Utente_novara_3130 · 2 visualizzazioni
Ho bisogno di tutte le informazioni necessarie per avviare la procedura di separazione sia consensuale che giudiziale. Mi sono sposata 8 anni fa in camerun et arrivata in Italia con il ricongiungimento familiare (trascrizione atto di matrimonio in ambasciata) Dopo 8 anni di cui gli ultimi sono stati segnati da tanta violenza morale e psicologica, avrei bisogno di slegarmi legalmente. Abbiamo 2 bimbe da 7 e 3 anni Questo è un urlo, una richiesta di aiuto perché mentalmente mi sento distrutta e per il bene mio e dei miei figli Vorrei allontanarmi da questa situazione. Attendo con impazienza la vostra risposta.
Risposta diretta
Puoi avviare la separazione in Italia anche se il matrimonio è stato celebrato in Camerun, poiché la trascrizione dell'atto di matrimonio lo rende pienamente valido nel nostro ordinamento. In presenza di violenza psicologica e morale, hai diritto a richiedere la separazione giudiziale con addebito al marito, con tutele rafforzate per te e le tue figlie.
Quadro normativo
La separazione in Italia è disciplinata dagli artt. 150-158 del Codice Civile e dalla Legge n. 898/1970 sul divorzio. Per i matrimoni con elementi internazionali si applica il Regolamento UE n. 2201/2003 (Bruxelles II bis), che stabilisce la competenza dei tribunali italiani quando i coniugi risiedono stabilmente in Italia. La violenza psicologica è riconosciuta come causa di addebito della separazione ai sensi dell'art. 151 c.c., e come reato ai sensi dell'art. 572 c.p. (maltrattamenti in famiglia).
Come funziona in pratica
- Separazione consensuale: entrambi i coniugi si accordano su affido delle figlie, assegno di mantenimento e gestione della casa. Si formalizza davanti al giudice o, se non ci sono figli minori, anche dal sindaco o con accordo di negoziazione assistita. Nel tuo caso, con due bambine, serve sempre l'omologazione del Tribunale.
- Separazione giudiziale: se il marito non collabora, presenti ricorso al Tribunale di Novara (foro del luogo di residenza). Il giudice può emettere provvedimenti urgenti in tempi rapidi: allontanamento del marito dalla casa coniugale, affido delle figlie, assegno provvisorio.
- Addebito per violenza: se documenti la violenza psicologica (messaggi, testimonianze, referti medici, relazioni dei servizi sociali), puoi chiedere che la separazione venga addebitata al marito, con conseguenze sul suo diritto all'assegno.
- Affido delle figlie: in Italia l'affido è quasi sempre condiviso, ma in presenza di violenza il giudice può disporre l'affido esclusivo alla madre con limitazioni al padre.
- Denuncia penale: puoi presentare denuncia per maltrattamenti (art. 572 c.p.) parallelamente alla separazione.

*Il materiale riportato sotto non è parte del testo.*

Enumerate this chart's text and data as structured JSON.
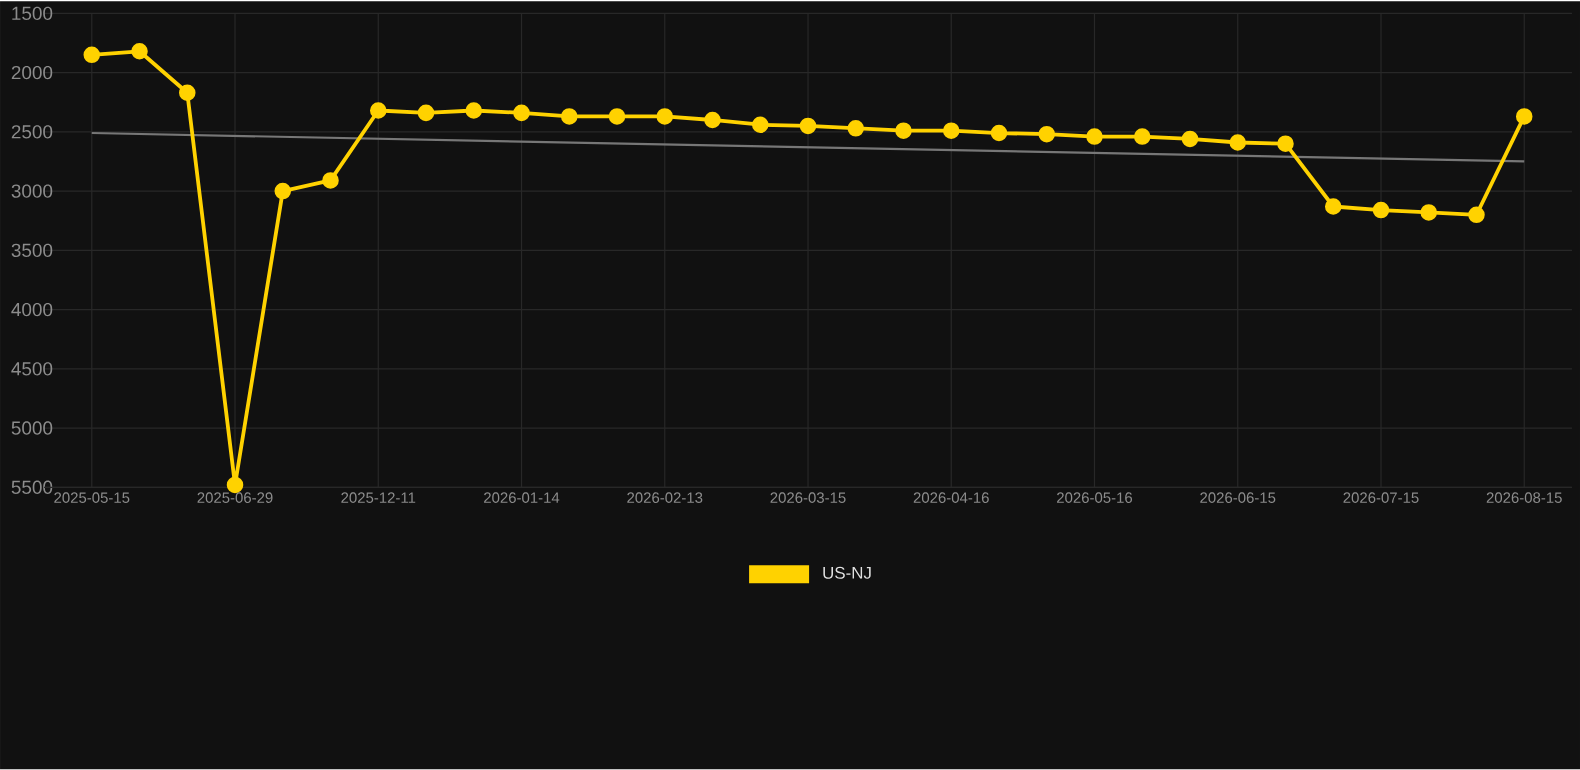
{
  "chart_data": {
    "type": "line",
    "categories": [
      "2025-05-15",
      null,
      null,
      "2025-06-29",
      null,
      null,
      "2025-12-11",
      null,
      null,
      "2026-01-14",
      null,
      null,
      "2026-02-13",
      null,
      null,
      "2026-03-15",
      null,
      null,
      "2026-04-16",
      null,
      null,
      "2026-05-16",
      null,
      null,
      "2026-06-15",
      null,
      null,
      "2026-07-15",
      null,
      null,
      "2026-08-15"
    ],
    "series": [
      {
        "name": "US-NJ",
        "color": "#ffd200",
        "marker": "circle",
        "values": [
          1850,
          1820,
          2170,
          5480,
          3000,
          2910,
          2320,
          2340,
          2320,
          2340,
          2370,
          2370,
          2370,
          2400,
          2440,
          2450,
          2470,
          2490,
          2490,
          2510,
          2520,
          2540,
          2540,
          2560,
          2590,
          2600,
          3130,
          3160,
          3180,
          3200,
          2370
        ]
      },
      {
        "type": "line",
        "color": "#777777",
        "marker": "none",
        "values": [
          2510,
          null,
          null,
          null,
          null,
          null,
          null,
          null,
          null,
          null,
          null,
          null,
          null,
          null,
          null,
          null,
          null,
          null,
          null,
          null,
          null,
          null,
          null,
          null,
          null,
          null,
          null,
          null,
          null,
          null,
          2750
        ]
      }
    ],
    "ylim": [
      5500,
      1500
    ],
    "yticks": [
      1500,
      2000,
      2500,
      3000,
      3500,
      4000,
      4500,
      5000,
      5500
    ],
    "grid": true,
    "legend": "bottom",
    "line_style": "solid"
  }
}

Questo percorso è indipendente e può rafforzare la tua posizione.
Cosa conviene fare
- Rivolgiti subito a un avvocato specializzato in diritto di famiglia: la tua situazione richiede assistenza legale qualificata, soprattutto per tutelare le bambine
- Contatta i Centri Antiviolenza più vicini a Novara: offrono supporto psicologico, legale e pratico gratuito — il numero nazionale è 1522 (gratuito, attivo 24h)
- Raccogli le prove della violenza psicologica: screenshot di messaggi, email, eventuali referti, nomi di testimoni
- Non lasciare la casa coniugale senza consiglio legale: farlo spontaneamente potrebbe complicare la tua posizione sull'assegno e sull'affido
- Verifica se hai diritto al gratuito patrocinio (reddito familiare sotto ~12.000 €/anno): ti consentirebbe di avere un avvocato pagato dallo Stato
- Chiedi all'avvocato di richiedere provvedimenti urgenti fin dal primo ricorso, per avere tutela immediata
Questa risposta è generata da intelligenza artificiale e ha scopo puramente informativo. Non costituisce consulenza legale professionale.